Malgré le rare bonheur d’un épiscopat de plus de trente-cinq ans, Maurice de Sully n’eut pas la joie de voir le couronnement de son œuvre. Toutefois, ses yeux près de se fermer purent contempler l’ensemble de l’édifice immense.
Le grand autel fut béni le jour de la Pentecôte 1182, et l’évêque célébra le premier dans ce lieu, qui depuis fui le théâtre de tous nos triomphes, et parfois, hélas! de nos souillures. Le chœur était achevé; les lourds piliers romans des nefs se dressaient debout, prêts à recevoir le plein-cintre, quand il fut supplanté par l’ogive naissante.
En effet, à l’époque où nous sommes parvenus, l’architecture gothique allait atteindre son apogée. Elle entrait dans cette saison de beauté sévère et pure où rien de mortel ne peut rester ici-bas. L’évêque avait pourvu à l’achèvement de l’édifice.
Le testament de Maurice léguait cinq mille livres pour la grande voûte et le toit, qu’on n’éleva que plus tard. L’aile méridionale, avec son portail, fut bâtie en l’année 1257, sous Odon de Sully, par Maître Jehan de Chelles. Les tours montèrent lentement. Œuvre de patience et de foi, cette construction usa sept ou huit générations d’hommes, et dans le cours du XIVe siècle on y travaillait encore.
Afin qu’aucune grandeur ne manquât à l’origine de Notre-Dame de Paris, ce fut un pape illustre, Alexandre III, qui bénit ses fondements. Ce grand homme, comme tous les papes du moyen âge, … avait sacrifié sa vie à l’émancipation sérieuse de l’Italie. La proscription en avait été le prix.

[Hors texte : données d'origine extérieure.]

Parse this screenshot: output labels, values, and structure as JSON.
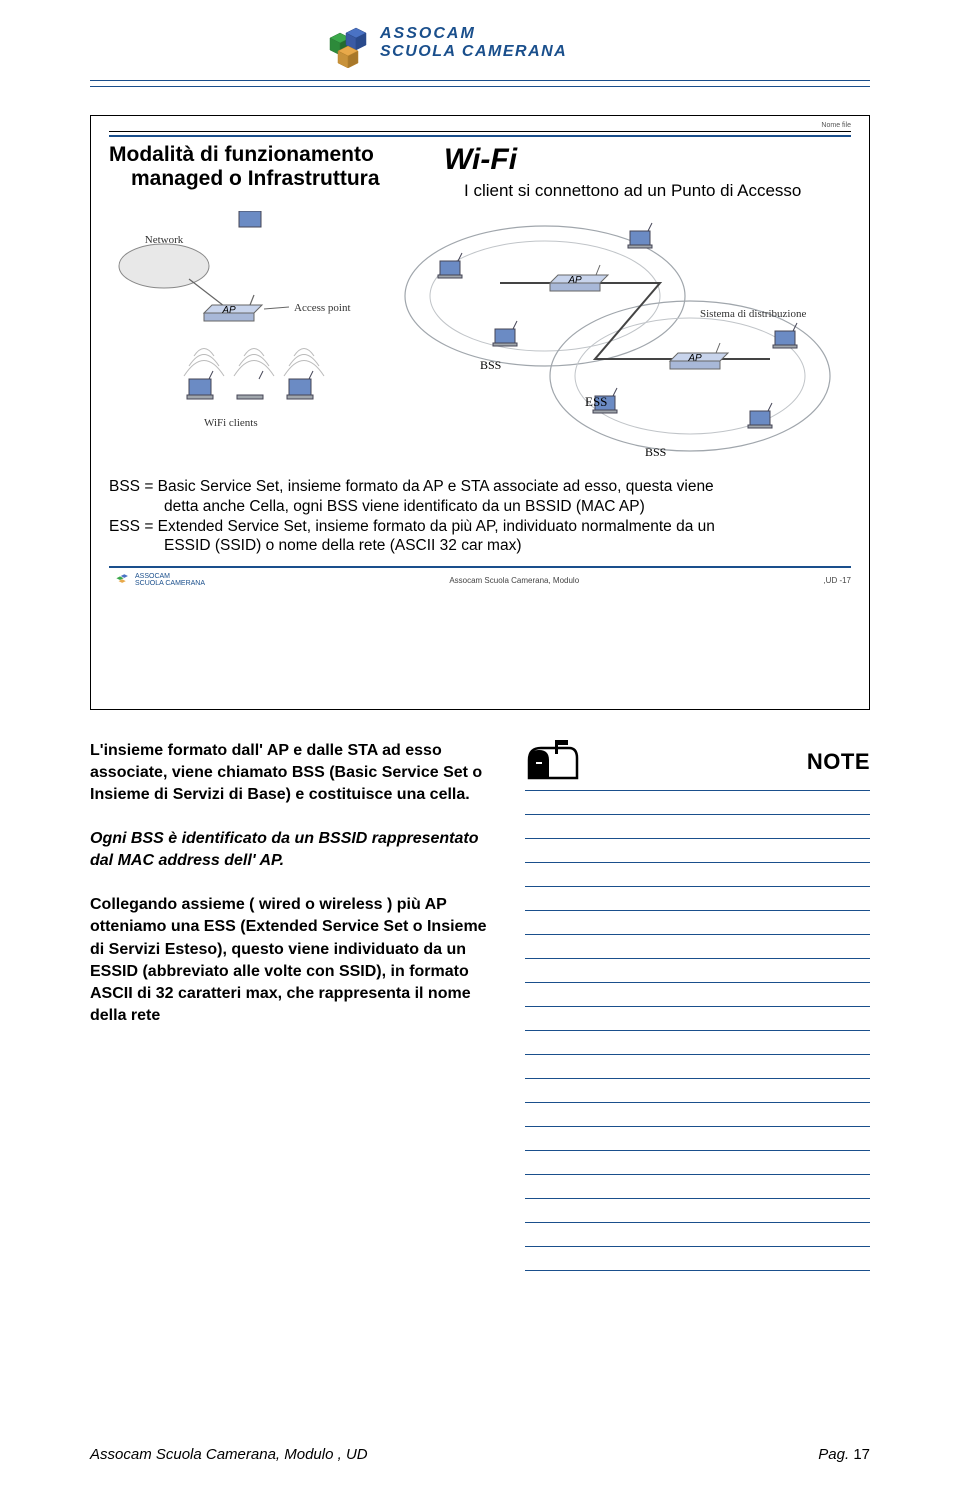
{
  "colors": {
    "primary_blue": "#1a4f8c",
    "text": "#000000",
    "muted": "#555555",
    "background": "#ffffff",
    "diagram_gray": "#a0a6ac",
    "device_blue": "#6b8bc4"
  },
  "header_logo": {
    "line1": "ASSOCAM",
    "line2": "SCUOLA CAMERANA"
  },
  "slide": {
    "nomefile_label": "Nome file",
    "heading_line1": "Modalità di funzionamento",
    "heading_line2": "managed o Infrastruttura",
    "wifi_title": "Wi-Fi",
    "subtitle": "I client si connettono ad un Punto di Accesso",
    "diagram_left": {
      "labels": {
        "network": "Network",
        "ap": "AP",
        "access_point": "Access point",
        "wifi_clients": "WiFi clients"
      }
    },
    "diagram_right": {
      "labels": {
        "ap": "AP",
        "system": "Sistema di distribuzione",
        "bss_top": "BSS",
        "bss_bottom": "BSS",
        "ess": "ESS"
      }
    },
    "definitions": {
      "bss_line1": "BSS = Basic Service Set, insieme formato da AP e STA associate ad esso, questa viene",
      "bss_line2": "detta anche Cella, ogni BSS viene identificato da un BSSID (MAC AP)",
      "ess_line1": "ESS = Extended Service Set, insieme formato da più AP, individuato normalmente da un",
      "ess_line2": "ESSID (SSID) o nome della rete (ASCII 32 car max)"
    },
    "footer_center": "Assocam Scuola Camerana, Modulo",
    "footer_right": ",UD -17"
  },
  "notes": {
    "mailbox_icon_name": "mailbox-icon",
    "label": "NOTE",
    "p1": "L'insieme formato dall' AP e dalle STA ad esso associate, viene chiamato BSS (Basic Service Set o  Insieme di Servizi di Base) e costituisce una cella.",
    "p2": "Ogni BSS è identificato da un BSSID rappresentato dal MAC address dell' AP.",
    "p3": "Collegando assieme ( wired o wireless ) più AP otteniamo una ESS (Extended Service Set o Insieme di Servizi Esteso), questo viene individuato da un ESSID (abbreviato alle volte con SSID), in formato ASCII di 32 caratteri max, che rappresenta il nome della rete",
    "line_count": 21,
    "line_color": "#1a4f8c"
  },
  "page_footer": {
    "left": "Assocam Scuola Camerana, Modulo       , UD",
    "right_label": "Pag.",
    "right_num": "17"
  }
}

Chassé de Rome par la faction des Gibelins et les violences de l’empereur Frédéric II, il était venu en France, à travers mille périls, chercher une patrie dans la patrie commune de tous les opprimés. Louis VII régnait alors, maintenant son royaume dans l’obédience du pape Alexandre III, contre son compétiteur l’antipape Octavien, qui prit le nom de Victor.
Maurice de Sully entrait dans ses conseils. Nous le voyons employé comme négociateur, en 1172, dans la conférence de Saint-Jean-de-Losne, où il soutint dignement les droits du grand pontife reconnu par la France. C’est peu de jours après qu’il eut l’honneur de recevoir dans sa ville épiscopale l’intrépide champion de l’Italie et du Saint-Siège.

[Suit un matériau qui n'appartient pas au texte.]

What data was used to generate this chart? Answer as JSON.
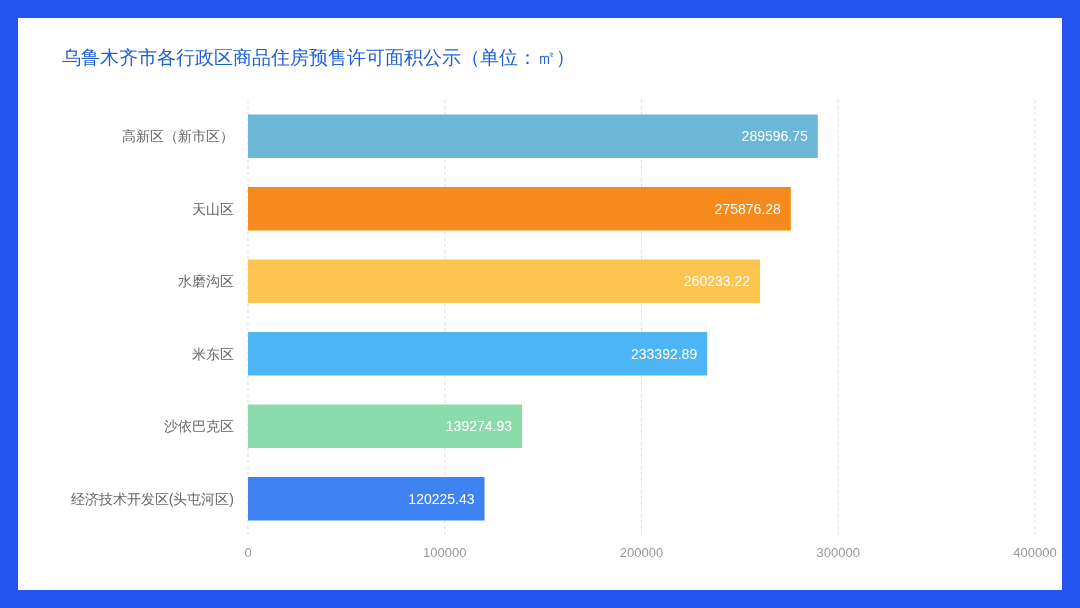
{
  "chart_data": {
    "type": "bar",
    "orientation": "horizontal",
    "title": "乌鲁木齐市各行政区商品住房预售许可面积公示（单位：㎡）",
    "categories": [
      "高新区（新市区）",
      "天山区",
      "水磨沟区",
      "米东区",
      "沙依巴克区",
      "经济技术开发区(头屯河区)"
    ],
    "values": [
      289596.75,
      275876.28,
      260233.22,
      233392.89,
      139274.93,
      120225.43
    ],
    "colors": [
      "#6cb6d6",
      "#f78a1d",
      "#fdc44f",
      "#4db5f5",
      "#8cdcab",
      "#3f83f3"
    ],
    "xlim": [
      0,
      400000
    ],
    "xticks": [
      0,
      100000,
      200000,
      300000,
      400000
    ],
    "grid": "x",
    "data_labels": true
  }
}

La capitale entière se porta à sa rencontre; le roi lui fit escorte à la tête de son peuple, et les chroniques remarquent que le dimanche où l’Église chante le Laetare, le pape porta la rose d’or, suivant le rite usité dans l’Église romaine[5].
[1] Dans le courant de l’année 1712, des fouilles pratiquées sous le chœur de Notre-Dame mirent à découvert des pierres cubiques ayant servi d’autels, et portant les figures de Jupiter, de Vulcain, d’Esus, de Castor et du vieux Cernunos, avec leurs attributs. Singulier mélange des dieux de la Gaule et de Rome, des vaincus et des vainqueurs! Une inscription portait : Nautæ Parisiaci publice posuerunt.

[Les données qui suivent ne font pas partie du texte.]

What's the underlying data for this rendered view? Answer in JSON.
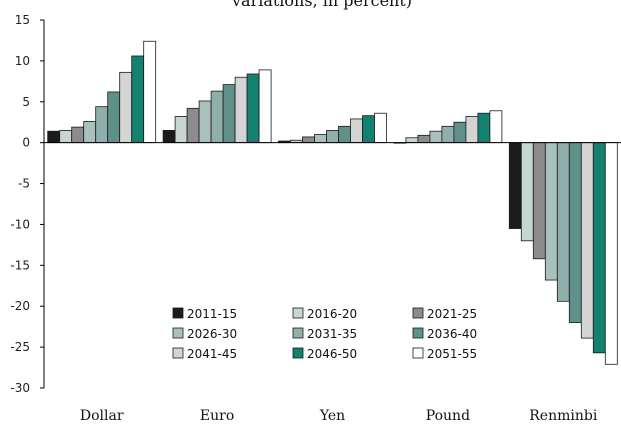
{
  "chart_data": {
    "type": "bar",
    "title": "variations, in percent)",
    "categories": [
      "Dollar",
      "Euro",
      "Yen",
      "Pound",
      "Renminbi"
    ],
    "ylim": [
      -30,
      15
    ],
    "yticks": [
      15,
      10,
      5,
      0,
      -5,
      -10,
      -15,
      -20,
      -25,
      -30
    ],
    "grid": false,
    "legend_position": "bottom-center",
    "series": [
      {
        "name": "2011-15",
        "color": "#1c1c1c",
        "values": [
          1.4,
          1.5,
          0.2,
          0.0,
          -10.5
        ]
      },
      {
        "name": "2016-20",
        "color": "#c5d6d3",
        "values": [
          1.5,
          3.2,
          0.3,
          0.6,
          -12.0
        ]
      },
      {
        "name": "2021-25",
        "color": "#8c8c8c",
        "values": [
          1.9,
          4.2,
          0.7,
          0.9,
          -14.2
        ]
      },
      {
        "name": "2026-30",
        "color": "#a9c1bd",
        "values": [
          2.6,
          5.1,
          1.0,
          1.4,
          -16.8
        ]
      },
      {
        "name": "2031-35",
        "color": "#8fb0aa",
        "values": [
          4.4,
          6.3,
          1.5,
          2.0,
          -19.4
        ]
      },
      {
        "name": "2036-40",
        "color": "#5f918a",
        "values": [
          6.2,
          7.1,
          2.0,
          2.5,
          -22.0
        ]
      },
      {
        "name": "2041-45",
        "color": "#d4d4d4",
        "values": [
          8.6,
          8.0,
          2.9,
          3.2,
          -23.9
        ]
      },
      {
        "name": "2046-50",
        "color": "#128170",
        "values": [
          10.6,
          8.4,
          3.3,
          3.6,
          -25.7
        ]
      },
      {
        "name": "2051-55",
        "color": "#ffffff",
        "values": [
          12.4,
          8.9,
          3.6,
          3.9,
          -27.1
        ]
      }
    ]
  }
}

[2] Thomas Cantipratanus, lib. II, cap. XXIX, cit. apud Du Boulai, Hist. Univ. Paris., IV sec., t. II, p. 418.
[3] Cæsarius Heislerbackensis, apud Dubois, Hist. Eccl. Paris., t. II, p. 124.
[4] Robertus de Monte, apud Dubois, Hist. Eccl. Paris., loc. cit., p. 123.
[5] Chronique de Véselai, apud Hist. Eccl. Paris., t. II,128.